Through his work with non unanimous juries, Duncan got to know Professor Aliza Kaplan and the two have become friends. (Kaplan and the Criminal Justice Reform Clinic had researched the racist history of the non unanimous jury law and advocated for the law to change in Oregon.) “I am thrilled that Calvin chose Lewis & Clark as his law school,” Professor Kaplan stated. “As his friend and colleague, I am so excited that I will be able to watch him go through law school and fulfill a dream of his to become a licensed lawyer.”

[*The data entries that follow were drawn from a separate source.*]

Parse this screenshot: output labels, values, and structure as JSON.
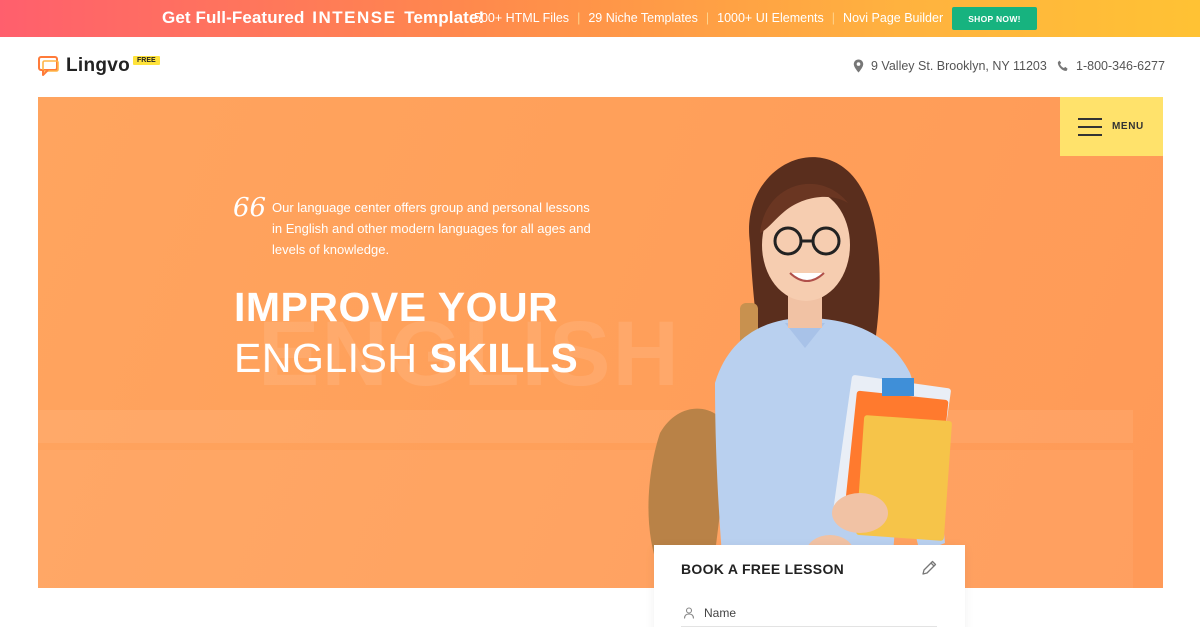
{
  "promo": {
    "title_pre": "Get Full-Featured",
    "title_brand": "INTENSE",
    "title_post": "Template!",
    "features": [
      "500+ HTML Files",
      "29 Niche Templates",
      "1000+ UI Elements",
      "Novi Page Builder"
    ],
    "separator": "|",
    "cta_label": "SHOP NOW!"
  },
  "header": {
    "logo_text": "Lingvo",
    "logo_badge": "FREE",
    "address": "9 Valley St. Brooklyn, NY 11203",
    "phone": "1-800-346-6277"
  },
  "hero": {
    "menu_label": "MENU",
    "quote_mark": "66",
    "intro": "Our language center offers group and personal lessons in English and other modern languages for all ages and levels of knowledge.",
    "title_line1": "IMPROVE YOUR",
    "title_line2_light": "ENGLISH",
    "title_line2_bold": "SKILLS",
    "background_word": "ENGLISH"
  },
  "booking": {
    "title": "BOOK A FREE LESSON",
    "name_label": "Name"
  },
  "colors": {
    "accent_orange": "#ffa45f",
    "menu_yellow": "#ffe26b",
    "cta_green": "#17b37f"
  },
  "icons": {
    "logo": "chat-bubble-icon",
    "address": "map-pin-icon",
    "phone": "phone-icon",
    "menu": "hamburger-icon",
    "edit": "pencil-icon",
    "name": "user-icon"
  }
}
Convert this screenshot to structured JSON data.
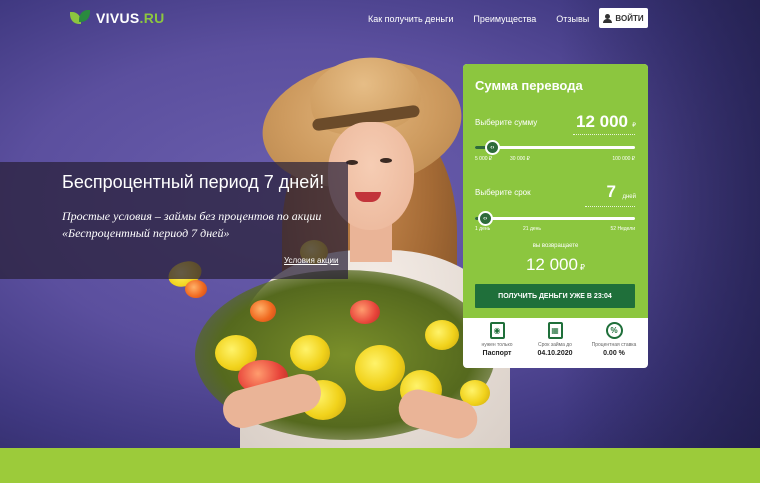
{
  "header": {
    "logo_main": "VIVUS",
    "logo_suffix": ".RU",
    "nav": [
      "Как получить деньги",
      "Преимущества",
      "Отзывы"
    ],
    "login_label": "ВОЙТИ"
  },
  "promo": {
    "title": "Беспроцентный период 7 дней!",
    "text": "Простые условия – займы без процентов по акции «Беспроцентный период 7 дней»",
    "link": "Условия акции"
  },
  "calculator": {
    "title": "Сумма перевода",
    "amount_label": "Выберите сумму",
    "amount_value": "12 000",
    "amount_unit": "₽",
    "amount_progress": 0.055,
    "amount_ticks": [
      "5 000 ₽",
      "30 000 ₽",
      "100 000 ₽"
    ],
    "term_label": "Выберите срок",
    "term_value": "7",
    "term_unit": "дней",
    "term_progress": 0.04,
    "term_ticks": [
      "1 день",
      "21 день",
      "52 Недели"
    ],
    "knob_icon": "‹›",
    "return_label": "вы возвращаете",
    "return_value": "12 000",
    "return_unit": "₽",
    "submit_label": "ПОЛУЧИТЬ ДЕНЬГИ УЖЕ В 23:04",
    "info": [
      {
        "icon": "passport-icon",
        "glyph": "◉",
        "caption": "нужен только",
        "value": "Паспорт"
      },
      {
        "icon": "calendar-icon",
        "glyph": "▦",
        "caption": "Срок займа до",
        "value": "04.10.2020"
      },
      {
        "icon": "percent-icon",
        "glyph": "%",
        "caption": "Процентная ставка",
        "value": "0.00 %"
      }
    ]
  },
  "colors": {
    "brand_green": "#8cc63f",
    "dark_green": "#1f6f3a",
    "hero_purple": "#5b4f9e"
  }
}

Oregon has always been a special place for Duncan. He was arrested for the murder he was wrongfully convicted of while working on a JobsCorp project in Mt. Hood. “Oregon was the place where my life ended and now I want it to begin all over again there,” Duncan explained.

This won’t be the first time Duncan has been to Lewis & Clark since his release. In October 2018, the undergraduate campus welcomed Duncan as a guest speaker to talk about his remarkable journey, the challenges that incarcerated people face when trying to litigate from inside prison, and his ongoing efforts to create systemic reform in the indigent defense system.

“I don’t know exactly what I want to do as a lawyer, I have three years to figure that out,” Duncan stated. “However, I know I want to continue to help those who are unable to help themselves.”

“Calvin will bring so much to our incoming class and our law school, his perspective, intelligence, and persistence in all that he puts his mind to will be a gift for all of us,” stated Professor Kaplan. “I look forward to continuing to work with him on important criminal justice reform issues here in Oregon.”